PSI16.1.3 - Discontinuance of Schemes: General - Types of Discontinuance


(This archived guidance relates to HMRC discretionary practice before the 6th April 2006. For current guidance on Registered Pension Schemes see the Registered Pension Schemes Manual)

The discontinuance of a scheme may be caused by the employer's bankruptcy or liquidation, or it may happen for some other reason at the discretion of the employer or trustees. In any event, scheme rules must set out clearly the circumstances and manner in which the scheme is to be discontinued. The existence of these provisions in an exempt approved scheme does not, however, affect the irrevocable nature of the underlying trust (see Part 1 Section 3). There are four possible forms of discontinuance and the terms we use are - closed; paid-up; wound-up; and abandoned. These descriptions are often applied very loosely by practitioners and it is therefore important to make sure that you know exactly what is meant when they are used by others. If you are in doubt, ask for a more detailed explanation, using the stock questionnaire PS199, if appropriate.

Closed:

A scheme is closed when its rules no longer permit new members to join. Generally the eligibility rule is amended so that no one can join the scheme after a stated date. Apart from this the scheme continues as before, contributions being paid as required by the rules and benefits continuing to accrue under the rules.

Paid-up:

Paid-up is one step beyond closure. No new members are admitted and no more contributions are paid. The trustees continue to hold the scheme assets to provide the accrued benefits, which are paid out in the usual way when they fall due. The term "frozen" is sometimes used by practitioners to mean the same thing as "paid-up". You should not however use this expression in correspondence. Make sure that you know exactly what is meant. A closed or paid-up scheme can be re-opened by appropriate rule amendments. Unless re-opened, both the closed scheme and the paid-up scheme must eventually be wound-up, for example, when the last pensioner dies.

Wound-up:

Winding-up is the final stage. The scheme is completely liquidated. All its assets are gathered in and the accrued benefits are secured by the purchase of annuity contracts from a Life Office (see Part 13 Section 4) or by transfer payments to other approved schemes or personal pensions schemes (see Part 14) or by assigning individual scheme policies to the members (see PSI13.4.2). Any surplus remaining is paid to the employer. When the winding-up process is complete, nothing is left in the scheme and the trustees will have completed their duties; the scheme will then cease to exist.

Abandoned:

A scheme which has

  • not yet been approved
  • is fully insured
  • has less than 100 members
  • none of the members have completed 2 years qualifying service, and
  • the trustees are satisfied that the terms of the trust allow it,

may be abandoned and treated as if it never existed. (see PSI22.3.56-57 for procedures).
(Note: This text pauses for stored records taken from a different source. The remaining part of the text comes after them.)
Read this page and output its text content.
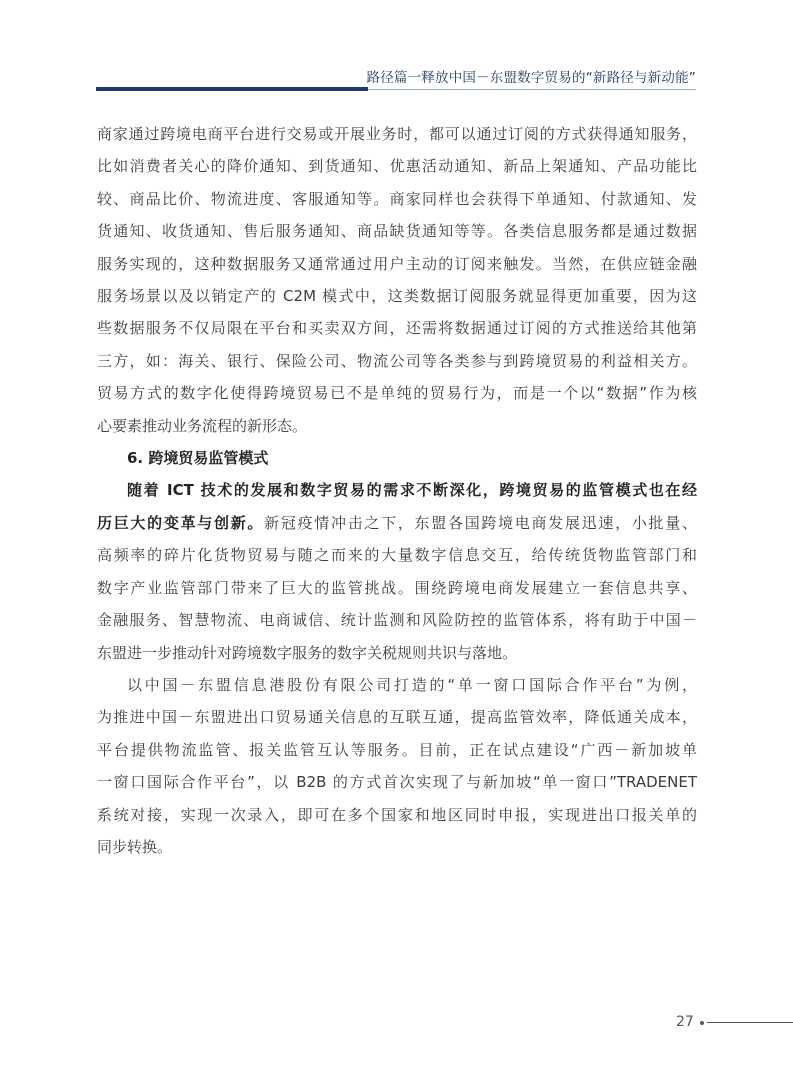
路径篇一释放中国－东盟数字贸易的“新路径与新动能”

商家通过跨境电商平台进行交易或开展业务时，都可以通过订阅的方式获得通知服务，
比如消费者关心的降价通知、到货通知、优惠活动通知、新品上架通知、产品功能比
较、商品比价、物流进度、客服通知等。商家同样也会获得下单通知、付款通知、发
货通知、收货通知、售后服务通知、商品缺货通知等等。各类信息服务都是通过数据
服务实现的，这种数据服务又通常通过用户主动的订阅来触发。当然，在供应链金融
服务场景以及以销定产的 C2M 模式中，这类数据订阅服务就显得更加重要，因为这
些数据服务不仅局限在平台和买卖双方间，还需将数据通过订阅的方式推送给其他第
三方，如：海关、银行、保险公司、物流公司等各类参与到跨境贸易的利益相关方。
贸易方式的数字化使得跨境贸易已不是单纯的贸易行为，而是一个以“数据”作为核
心要素推动业务流程的新形态。

6. 跨境贸易监管模式

随着 ICT 技术的发展和数字贸易的需求不断深化，跨境贸易的监管模式也在经
历巨大的变革与创新。新冠疫情冲击之下，东盟各国跨境电商发展迅速，小批量、
高频率的碎片化货物贸易与随之而来的大量数字信息交互，给传统货物监管部门和
数字产业监管部门带来了巨大的监管挑战。围绕跨境电商发展建立一套信息共享、
金融服务、智慧物流、电商诚信、统计监测和风险防控的监管体系，将有助于中国－
东盟进一步推动针对跨境数字服务的数字关税规则共识与落地。

以中国－东盟信息港股份有限公司打造的“单一窗口国际合作平台”为例，
为推进中国－东盟进出口贸易通关信息的互联互通，提高监管效率，降低通关成本，
平台提供物流监管、报关监管互认等服务。目前，正在试点建设“广西－新加坡单
一窗口国际合作平台”，以 B2B 的方式首次实现了与新加坡“单一窗口”TRADENET
系统对接，实现一次录入，即可在多个国家和地区同时申报，实现进出口报关单的
同步转换。

27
Where a member has completed two years qualifying service - defined in section 71 pension schemes act 1993 (PSA 93) - the member is entitled to preserved benefits within the terms of PSA 93. As the member is entitled to short service benefit (see PSI13.1.6-7) it is not possible to abandon the scheme.

To ‘abandon’ an approved scheme the approval must be formally cancelled by IR SPSS. It should be noted that cases where approval may be cancelled will be rare. (see PSI19.1.18 for details on cancellation of approval).